Acting for the first time since 2006’s Scoop, Allen plays a reluctantly retired music promoter traveling to Rome to meet his daughter’s Italian fiancé. While there, he discovers that his future son-in-law’s father has an incredible singing voice. He is determined to make the man a star, even if it means working around an unusual obstacle that could embarrass the whole family.
Also visiting Rome is a newly married couple hoping to set up a home in the city. While the groom is waiting for his relatives to arrive and introduce him to some of the key business people in the city, the bride heads out to get her hair done. Unfortunately, a running joke in the film is that Rome is a very difficult city to navigate. She gets lost and ends up stumbling across a movie production and meets one of her favorite actors, an egotistical movie star who is not above taking advantage of the naïve affection of a beautiful young fan. Meanwhile, the groom has his own problems when a prostitute stumbles into his arms, causing mass confusion among him and his relatives.
Another story focuses on a young architect living in Rome with his girlfriend who is studying there. When her sexually independent actress friend comes to stay, he finds himself immediately drawn to her. He doesn’t think he can resist, despite the warnings of an older architect who always seems to be around to give him some advice whether he wants it or not.
Finally, there is the story of an average Rome office worker who suddenly and inexplicably finds himself the most popular man in the city. He’s being interviewed on television, walking down the red carpet, and being pursued at every turn by the paparazzi. Is fame everything he’d hoped it would be?
Each of the four stories has their moments, but none are especially strong. It would have been nice for them to overlap at some point, but really the only thing tying the plots together is the location. It’s like watching four short films, but instead of watching them back to back, we are watching them intercut together.

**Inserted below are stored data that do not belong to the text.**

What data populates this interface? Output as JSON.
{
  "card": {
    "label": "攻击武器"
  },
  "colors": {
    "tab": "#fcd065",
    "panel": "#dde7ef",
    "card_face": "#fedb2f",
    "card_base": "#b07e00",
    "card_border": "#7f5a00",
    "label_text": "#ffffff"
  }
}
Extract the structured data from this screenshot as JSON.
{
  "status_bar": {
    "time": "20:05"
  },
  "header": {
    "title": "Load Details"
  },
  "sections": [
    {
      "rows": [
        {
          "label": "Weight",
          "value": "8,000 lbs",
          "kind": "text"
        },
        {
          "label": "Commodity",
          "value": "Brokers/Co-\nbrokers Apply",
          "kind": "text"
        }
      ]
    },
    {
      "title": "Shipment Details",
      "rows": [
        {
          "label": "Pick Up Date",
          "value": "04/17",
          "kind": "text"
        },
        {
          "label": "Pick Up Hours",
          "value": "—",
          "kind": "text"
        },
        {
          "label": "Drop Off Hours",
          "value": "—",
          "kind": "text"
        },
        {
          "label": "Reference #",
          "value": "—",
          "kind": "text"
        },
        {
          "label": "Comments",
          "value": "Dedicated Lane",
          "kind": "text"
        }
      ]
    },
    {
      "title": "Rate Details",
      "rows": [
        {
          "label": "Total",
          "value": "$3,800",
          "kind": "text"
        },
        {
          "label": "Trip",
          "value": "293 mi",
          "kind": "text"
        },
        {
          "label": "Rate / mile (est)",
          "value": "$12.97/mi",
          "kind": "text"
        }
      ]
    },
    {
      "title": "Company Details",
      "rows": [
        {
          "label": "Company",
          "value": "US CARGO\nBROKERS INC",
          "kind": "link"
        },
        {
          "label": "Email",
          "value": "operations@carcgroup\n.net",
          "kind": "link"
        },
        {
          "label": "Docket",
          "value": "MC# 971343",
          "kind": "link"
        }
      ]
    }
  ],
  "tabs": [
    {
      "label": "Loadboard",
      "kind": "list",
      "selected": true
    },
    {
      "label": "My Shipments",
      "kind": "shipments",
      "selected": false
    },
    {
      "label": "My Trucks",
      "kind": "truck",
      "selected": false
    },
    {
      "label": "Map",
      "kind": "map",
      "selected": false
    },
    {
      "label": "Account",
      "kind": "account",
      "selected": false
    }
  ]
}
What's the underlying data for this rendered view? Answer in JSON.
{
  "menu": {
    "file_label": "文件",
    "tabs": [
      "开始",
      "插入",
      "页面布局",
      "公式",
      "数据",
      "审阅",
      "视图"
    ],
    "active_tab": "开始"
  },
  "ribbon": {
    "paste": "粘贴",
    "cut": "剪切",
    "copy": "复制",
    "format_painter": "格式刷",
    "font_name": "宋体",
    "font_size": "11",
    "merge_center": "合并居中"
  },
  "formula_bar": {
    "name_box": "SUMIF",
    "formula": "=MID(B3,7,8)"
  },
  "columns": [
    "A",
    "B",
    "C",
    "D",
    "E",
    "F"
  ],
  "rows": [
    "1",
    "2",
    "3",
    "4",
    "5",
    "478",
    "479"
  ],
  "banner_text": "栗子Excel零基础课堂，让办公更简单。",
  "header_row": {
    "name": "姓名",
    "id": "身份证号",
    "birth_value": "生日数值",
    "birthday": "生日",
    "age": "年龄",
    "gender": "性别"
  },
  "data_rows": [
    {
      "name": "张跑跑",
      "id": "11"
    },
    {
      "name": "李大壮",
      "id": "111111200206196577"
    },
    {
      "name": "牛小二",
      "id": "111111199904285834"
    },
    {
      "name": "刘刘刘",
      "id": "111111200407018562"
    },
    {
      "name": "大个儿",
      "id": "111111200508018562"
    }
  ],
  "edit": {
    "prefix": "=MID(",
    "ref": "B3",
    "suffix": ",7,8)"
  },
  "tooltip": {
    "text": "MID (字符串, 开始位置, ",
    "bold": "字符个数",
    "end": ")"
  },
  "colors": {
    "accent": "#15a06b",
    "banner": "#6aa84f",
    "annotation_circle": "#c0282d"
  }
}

The office worker turned tabloid darling story was perhaps the best in terms of its theme—fame is fickle and often unexplainable—while the music promoter plotline provided some of the movie’ more amusing moments.
When Allen’s character talks about how much he is struggling with retirement, you can’t help but wonder if Allen is expressing his own feelings about retiring from acting, explaining his return here. He does well, playing the same character we have seen for decades. It’s strange, too, because the young architect played by Jesse Eisenberg is essentially the Woody Allen persona as well, so it’s almost too much Woody. Add to that the fact that you have Roberto Benigni and Alessandro Tiberi essentially playing Italian versions of the same character and there isn’t much separation between all four stories when it comes to their protagonists.
Alec Baldwin is quite amusing as what seems to be Eisenberg’s conscience in physical form. He just keeps showing up at random points in the Eisenberg story to share some advice. At times, it felt like he might be an imaginary character, but that theory is thrown out the window when the other characters also speak with him. In typical Woody Allen fashion, the Baldwin character is ultimately left as something of an enigma and it is one of the film’s more amusing touches.
Although on the whole not the greatest of movies, To Rome with Love does offer up enough fun Woody Allen touches that are sure to delight his fans.
To Rome with Love is rated R for “sexual references.” Looking back on the movie, it didn’t seem very explicit and it seems like it could have gotten away with a PG-13 rating
Courtesy of a local publicist, Jeff attended a promotional screening of To Rome with Love.